- Born: 3 July 1957 (age 68) Northampton
- Occupation: Club doctor
- Employer: Rangers

= Mark Waller (doctor) =

British football club doctor

Mark Waller (born 3 July 1957 in Northampton) is the Head of Medical and Performance of Al Ain FC.

He was previously the doctor for the England Under-21 team, Liverpool, Aston Villa, Hull City and Leicester City. He has also served as a FA representative on the British Olympic Association Medical Committee and worked as a lecturer on sports injuries.

==Early life==
Waller first went to Liverpool in the 1970s as a medical student, soon becoming a Liverpool fan. Specialising in emergency medicine, he developed an interest in sports injuries.

==Career==
===Liverpool===
He joined Liverpool to oversee first team medical matters in 1993, but he is not a full-time employee of the club until later that decade. Waller was responsible for the medical care of all the first team squad, including treatment and prevention of injuries.

In October 2001, Waller with the then physio Dave Galley both diagnosed the seriousness of Gérard Houllier's chest pains during the half time interval during the 2001 Liverpool game against Leeds United, which eventually led to an emergency operation on Houllier's heart. Houllier was giving a half-time team talk when he felt pains in his chest. Waller was treating striker Emile Heskey when Houllier asked for help. During the incident, Houllier stated: "Don't worry. He is worth more money than me, but I am more urgent". Waller took his blood pressure and immediately called an ambulance. Houllier was then transferred by ambulance to the accident and emergency department of Royal Liverpool University Hospital. Prompt recognition of the problem and emergency surgery probably saved Houllier's life.
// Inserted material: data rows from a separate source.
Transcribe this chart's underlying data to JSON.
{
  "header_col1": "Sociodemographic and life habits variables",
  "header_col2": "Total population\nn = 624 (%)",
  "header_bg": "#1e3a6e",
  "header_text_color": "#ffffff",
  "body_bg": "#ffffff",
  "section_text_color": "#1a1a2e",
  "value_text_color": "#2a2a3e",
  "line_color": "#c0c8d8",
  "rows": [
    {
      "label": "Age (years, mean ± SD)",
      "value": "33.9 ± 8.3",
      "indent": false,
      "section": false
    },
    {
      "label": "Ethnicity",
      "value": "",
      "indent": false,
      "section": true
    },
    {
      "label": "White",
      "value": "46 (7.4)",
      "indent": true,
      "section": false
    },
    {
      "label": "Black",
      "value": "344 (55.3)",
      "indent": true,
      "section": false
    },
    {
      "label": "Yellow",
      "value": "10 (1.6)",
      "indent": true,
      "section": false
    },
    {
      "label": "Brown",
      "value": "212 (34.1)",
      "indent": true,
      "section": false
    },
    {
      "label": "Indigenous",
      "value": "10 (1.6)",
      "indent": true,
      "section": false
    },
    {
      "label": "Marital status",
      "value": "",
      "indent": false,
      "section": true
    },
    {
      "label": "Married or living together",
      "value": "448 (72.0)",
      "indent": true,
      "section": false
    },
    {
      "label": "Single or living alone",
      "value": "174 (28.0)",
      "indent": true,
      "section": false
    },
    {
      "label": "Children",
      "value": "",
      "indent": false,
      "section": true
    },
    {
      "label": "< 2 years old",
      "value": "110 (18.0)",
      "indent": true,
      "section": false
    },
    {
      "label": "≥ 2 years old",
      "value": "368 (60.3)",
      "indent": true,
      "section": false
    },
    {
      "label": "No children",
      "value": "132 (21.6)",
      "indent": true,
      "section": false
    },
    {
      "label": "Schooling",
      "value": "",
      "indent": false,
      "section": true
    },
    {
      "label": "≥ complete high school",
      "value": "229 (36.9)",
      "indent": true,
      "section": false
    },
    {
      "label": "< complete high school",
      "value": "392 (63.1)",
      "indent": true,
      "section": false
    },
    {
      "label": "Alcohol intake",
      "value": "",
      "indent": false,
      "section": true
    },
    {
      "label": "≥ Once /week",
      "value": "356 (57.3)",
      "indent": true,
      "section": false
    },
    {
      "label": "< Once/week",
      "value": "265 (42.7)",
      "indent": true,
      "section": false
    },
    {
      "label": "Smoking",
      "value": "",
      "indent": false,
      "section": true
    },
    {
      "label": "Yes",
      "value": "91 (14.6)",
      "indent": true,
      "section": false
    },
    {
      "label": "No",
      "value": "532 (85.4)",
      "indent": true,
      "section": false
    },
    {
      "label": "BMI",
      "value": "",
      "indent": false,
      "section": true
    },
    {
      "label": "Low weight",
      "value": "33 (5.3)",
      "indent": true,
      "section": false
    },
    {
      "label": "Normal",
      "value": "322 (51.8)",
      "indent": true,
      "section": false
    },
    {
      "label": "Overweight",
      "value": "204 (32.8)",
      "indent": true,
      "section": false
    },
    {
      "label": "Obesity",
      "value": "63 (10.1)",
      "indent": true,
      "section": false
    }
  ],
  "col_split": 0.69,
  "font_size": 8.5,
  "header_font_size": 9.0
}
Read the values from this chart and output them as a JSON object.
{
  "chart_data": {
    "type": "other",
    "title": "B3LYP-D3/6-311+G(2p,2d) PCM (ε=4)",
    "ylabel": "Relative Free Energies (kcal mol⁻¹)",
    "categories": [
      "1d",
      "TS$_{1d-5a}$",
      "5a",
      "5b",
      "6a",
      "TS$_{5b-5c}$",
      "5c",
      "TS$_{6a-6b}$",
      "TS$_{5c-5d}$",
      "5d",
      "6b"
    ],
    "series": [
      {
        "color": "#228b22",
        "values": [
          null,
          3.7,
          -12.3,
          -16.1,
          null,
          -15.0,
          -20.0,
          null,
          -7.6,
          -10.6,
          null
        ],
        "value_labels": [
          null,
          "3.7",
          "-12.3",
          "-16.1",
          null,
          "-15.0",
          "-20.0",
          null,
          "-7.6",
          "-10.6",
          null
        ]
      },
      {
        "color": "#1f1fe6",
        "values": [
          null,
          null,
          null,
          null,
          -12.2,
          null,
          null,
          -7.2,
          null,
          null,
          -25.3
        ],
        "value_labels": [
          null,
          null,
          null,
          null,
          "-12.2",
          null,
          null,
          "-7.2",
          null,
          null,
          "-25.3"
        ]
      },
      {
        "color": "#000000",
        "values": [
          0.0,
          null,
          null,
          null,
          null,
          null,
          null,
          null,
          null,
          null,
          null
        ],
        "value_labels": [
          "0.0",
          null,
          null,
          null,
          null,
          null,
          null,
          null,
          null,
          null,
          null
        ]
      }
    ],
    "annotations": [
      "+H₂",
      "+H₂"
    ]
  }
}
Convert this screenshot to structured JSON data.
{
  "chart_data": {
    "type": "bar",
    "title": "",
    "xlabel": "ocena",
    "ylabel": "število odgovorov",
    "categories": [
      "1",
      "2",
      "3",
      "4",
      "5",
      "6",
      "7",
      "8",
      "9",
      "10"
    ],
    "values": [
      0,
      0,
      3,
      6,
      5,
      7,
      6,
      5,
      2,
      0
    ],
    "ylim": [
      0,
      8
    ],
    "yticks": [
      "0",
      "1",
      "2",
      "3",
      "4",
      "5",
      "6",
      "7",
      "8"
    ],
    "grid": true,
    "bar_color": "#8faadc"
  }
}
In October 2004, he was instrumental in overseeing the recovery of Djibril Cissé after the player sustained a broken leg during a match at Blackburn Rovers, an injury that could have cost Cissé his leg. Waller chose to "grab the leg and manipulate it", rather than spend "an hour or two getting to the hospital." The following year he oversaw Mohamed Sissoko's fast recovery from an eye injury following the Benfica UEFA Champions League away match in 2005. Waller refused to accept the initial expert diagnosis that Sissoko would never play again after the injury, despite the midfielder being "blind in his right eye for 36 hours." Sissoko was instead flown home the day after the match and placed under the care of the St Paul's eye unit in Royal Liverpool University Hospital.

===After Liverpool===
After leaving Liverpool, Waller worked as Medical Director at Al Jazira in United Arab Emirates, before returning to the United Kingdom to work under Gérard Houllier at Aston Villa in 2010. Thereafter, Waller left Villa with Houllier in June 2011 and joined Hull City in 2013 as first team doctor.

===Rangers===
Waller was appointed as the new Club Doctor of Scottish Premiership side Rangers in July 2018 to work alongside former Liverpool midfielder Steven Gerrard.

===Leicester City===
Waller joined Leicester City in June 2022.

===Return to Rangers===
Waller returned to Rangers on 23 June 2023. Aller left Rangers in June 2025.

===Al Nin===
Waller joined Emirate of Abu Dhabi club Al Ain FC in June 2025.